Can your home equity help finance your cottage improvements?

With interest rates still sitting at low rates, it could be an ideal time to tap into the available equity in your home or cottage to fund your next renovation or landscape needs to help maintain your cottage and property through the seasons.

This upkeep, however, can be daunting when you add up the ongoing costs for renovations and maintenance required to keep your cottage to you and your family’s liking – especially if you also own a primary residence in the city. There are a few ways you can do that, outlined below.

Refinancing

The good news is that you can refinance your mortgage in a cost-effective way if you have built up equity in your primary residence or, even, your cottage. By looking into refinancing options, you could help free up available funds for the upgrades to your summer cottage.

One refinance strategy that mortgage consumers often use involves extending their amortization period – to a maximum of 30 years (with no age discrimination on this product) – so they can lock into a more convenient fixed rate for their mortgage and renovation expenses.

In addition to setting you up with a new lower mortgage payment, your mortgage professional can also find a lender that offers the most flexible prepayment privileges.

Should you choose to refinance, consider that there may be penalties for paying out your existing mortgage loan prior to renewal. These penalties, however, could be offset by a lower interest rate which could allow you access to extra money to put towards your cottage renovations.

By refinancing during times of lower interest rates, you could potentially pay your mortgage off more quickly despite taking on more debt. Many mortgage products, for example, include prepayment privileges that enable you to pay up to 20% of the principal (the true value of your mortgage minus the interest payments) in lump sum payments per calendar year. This will also help reduce your amortization period (the length of your mortgage), which, in turn, saves you money.

Some lenders also allow consumers to pay anywhere from an extra 20% of their monthly mortgage payment to up to double the payment.

Line of Credit

Another option to help access funds for cottage renovations is to take out a home equity line of credit (HELOC) on your primary residence. Although HELOC interest rates are often lower than credit cards, or other high-interest means of accessing funds, a refinance at lower rates could be your best option.

A HELOC is a good tool for those who know they want to renovate their cottage in the future but do not know exactly when they want to make those improvements. In other words, a HELOC enables access to equity on an add-needed basis and you would pay interest on the portion of the HELOC used. You would also be able to pay off the HELOC at any time without penalty.

There are also combination mortgage products available that would enable you to have a portion of your mortgage in a fixed interest rate and another portion as a HELOC, potentially allowing you to use the HELOC as a rainy day fund.

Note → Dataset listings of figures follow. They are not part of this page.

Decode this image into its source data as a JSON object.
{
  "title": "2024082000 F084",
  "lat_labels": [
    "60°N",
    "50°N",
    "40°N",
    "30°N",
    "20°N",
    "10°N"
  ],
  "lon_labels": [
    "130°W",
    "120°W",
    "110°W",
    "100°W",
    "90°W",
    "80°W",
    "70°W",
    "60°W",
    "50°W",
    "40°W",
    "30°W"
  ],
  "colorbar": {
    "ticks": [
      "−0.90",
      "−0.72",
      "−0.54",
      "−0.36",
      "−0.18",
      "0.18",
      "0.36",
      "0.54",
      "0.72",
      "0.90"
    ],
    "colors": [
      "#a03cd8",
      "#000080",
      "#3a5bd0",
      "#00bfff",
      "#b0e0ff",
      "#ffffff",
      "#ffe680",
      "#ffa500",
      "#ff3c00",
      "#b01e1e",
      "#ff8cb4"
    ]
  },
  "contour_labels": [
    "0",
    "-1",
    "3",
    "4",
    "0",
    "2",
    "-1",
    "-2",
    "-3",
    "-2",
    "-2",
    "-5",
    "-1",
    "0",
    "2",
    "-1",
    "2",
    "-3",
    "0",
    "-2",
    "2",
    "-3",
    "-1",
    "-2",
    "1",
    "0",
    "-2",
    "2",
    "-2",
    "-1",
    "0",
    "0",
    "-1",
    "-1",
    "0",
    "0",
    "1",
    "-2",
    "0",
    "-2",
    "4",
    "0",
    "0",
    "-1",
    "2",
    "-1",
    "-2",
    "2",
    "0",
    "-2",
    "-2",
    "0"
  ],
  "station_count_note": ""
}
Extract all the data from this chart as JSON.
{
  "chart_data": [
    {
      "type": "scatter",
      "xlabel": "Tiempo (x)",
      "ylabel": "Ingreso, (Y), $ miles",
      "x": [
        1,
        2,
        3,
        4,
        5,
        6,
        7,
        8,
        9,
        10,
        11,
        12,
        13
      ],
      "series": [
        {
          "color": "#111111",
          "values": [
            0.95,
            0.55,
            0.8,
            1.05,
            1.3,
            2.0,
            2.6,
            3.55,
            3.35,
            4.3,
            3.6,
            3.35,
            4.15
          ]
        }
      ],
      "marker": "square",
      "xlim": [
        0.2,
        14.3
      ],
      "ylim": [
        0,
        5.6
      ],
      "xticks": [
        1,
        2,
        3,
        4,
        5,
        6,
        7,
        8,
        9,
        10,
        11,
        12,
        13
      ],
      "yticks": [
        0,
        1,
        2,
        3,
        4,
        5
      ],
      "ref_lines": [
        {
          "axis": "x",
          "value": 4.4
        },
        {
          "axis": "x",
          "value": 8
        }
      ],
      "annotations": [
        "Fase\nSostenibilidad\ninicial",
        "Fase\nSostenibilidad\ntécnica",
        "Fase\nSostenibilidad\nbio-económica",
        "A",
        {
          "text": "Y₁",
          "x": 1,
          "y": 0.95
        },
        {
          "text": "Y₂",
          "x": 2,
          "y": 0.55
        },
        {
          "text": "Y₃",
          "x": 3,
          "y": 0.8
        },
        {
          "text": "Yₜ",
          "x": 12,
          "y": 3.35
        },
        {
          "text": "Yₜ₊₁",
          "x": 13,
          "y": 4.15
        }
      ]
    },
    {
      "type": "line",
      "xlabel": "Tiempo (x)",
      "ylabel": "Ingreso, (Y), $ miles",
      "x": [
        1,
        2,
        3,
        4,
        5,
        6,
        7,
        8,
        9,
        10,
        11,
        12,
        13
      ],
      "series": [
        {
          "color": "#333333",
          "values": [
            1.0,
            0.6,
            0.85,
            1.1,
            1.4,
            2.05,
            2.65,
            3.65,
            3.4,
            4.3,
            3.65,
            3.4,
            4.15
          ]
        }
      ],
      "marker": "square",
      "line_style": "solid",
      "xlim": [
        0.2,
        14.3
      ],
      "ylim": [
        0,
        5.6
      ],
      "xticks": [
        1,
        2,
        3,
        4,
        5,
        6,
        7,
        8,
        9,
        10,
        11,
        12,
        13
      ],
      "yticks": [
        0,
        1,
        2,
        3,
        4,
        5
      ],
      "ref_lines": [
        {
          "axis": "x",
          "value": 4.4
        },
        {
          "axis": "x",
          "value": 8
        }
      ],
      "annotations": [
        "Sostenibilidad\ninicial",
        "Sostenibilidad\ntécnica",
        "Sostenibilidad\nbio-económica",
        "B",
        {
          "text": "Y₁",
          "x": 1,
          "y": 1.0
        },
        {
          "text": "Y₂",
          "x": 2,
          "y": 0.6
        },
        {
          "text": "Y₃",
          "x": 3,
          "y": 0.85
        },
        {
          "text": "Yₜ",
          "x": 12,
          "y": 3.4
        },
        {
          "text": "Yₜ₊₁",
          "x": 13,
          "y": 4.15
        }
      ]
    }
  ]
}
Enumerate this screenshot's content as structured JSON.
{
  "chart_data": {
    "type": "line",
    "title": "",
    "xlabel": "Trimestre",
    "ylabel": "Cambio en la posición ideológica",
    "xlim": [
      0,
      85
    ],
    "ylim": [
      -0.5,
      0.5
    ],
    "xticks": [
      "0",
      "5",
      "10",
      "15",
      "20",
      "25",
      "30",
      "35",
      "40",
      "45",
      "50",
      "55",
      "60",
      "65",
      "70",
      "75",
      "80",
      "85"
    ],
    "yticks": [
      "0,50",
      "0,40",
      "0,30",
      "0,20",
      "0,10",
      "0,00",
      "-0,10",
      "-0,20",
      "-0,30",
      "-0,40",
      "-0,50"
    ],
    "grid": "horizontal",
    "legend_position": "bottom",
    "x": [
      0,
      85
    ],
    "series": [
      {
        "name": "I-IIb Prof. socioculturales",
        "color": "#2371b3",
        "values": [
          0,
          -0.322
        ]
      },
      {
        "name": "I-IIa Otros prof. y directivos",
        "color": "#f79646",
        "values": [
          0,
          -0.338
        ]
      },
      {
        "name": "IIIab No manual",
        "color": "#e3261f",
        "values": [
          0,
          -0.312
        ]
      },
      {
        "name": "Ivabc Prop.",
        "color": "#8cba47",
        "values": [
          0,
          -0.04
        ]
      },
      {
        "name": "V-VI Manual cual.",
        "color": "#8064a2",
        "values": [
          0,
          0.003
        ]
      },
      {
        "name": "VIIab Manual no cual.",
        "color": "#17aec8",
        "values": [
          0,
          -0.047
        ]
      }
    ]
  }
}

By using a HELOC to fund renovations instead of using a credit card or loan, you could save substantially. Just the comparison of paying approximately 3.25% interest with a HELOC compared to approximately 18% for a credit card or loan demonstrates the advantage of exploring a HELOC.

Other savings are seen in your monthly repayment of the debt. With loans or credit cards, the minimum is typically 3% of the total balance, whereas with the HELOC you would only be paying interest on the loan.

For example, a $50,000 credit card balance with a 3% monthly payment means $1,500 must be paid each month. With the interest-only payment on the HELOC, you’re only required to pay $135 per month.

If your primary residence does not have enough equity for a refinance or HELOC but your cottage does, you still have options depending on whether your cottage is a vacation property (year-round with road access) or seasonal.

Financial institutions could lend on year-round property up to a maximum loan to value (LTV) of 95%, meaning you would only have to have 5% equity remaining in your second home.

Most mortgage financing products are available for year-round cottages as long as the property is in good shape and marketable. Your lender will want to know how easily they would be able to sell your property should you discontinue payments on your mortgage or HELOC.

When looking to access home equity, speak to your mortgage broker to find an option that suits your unique needs.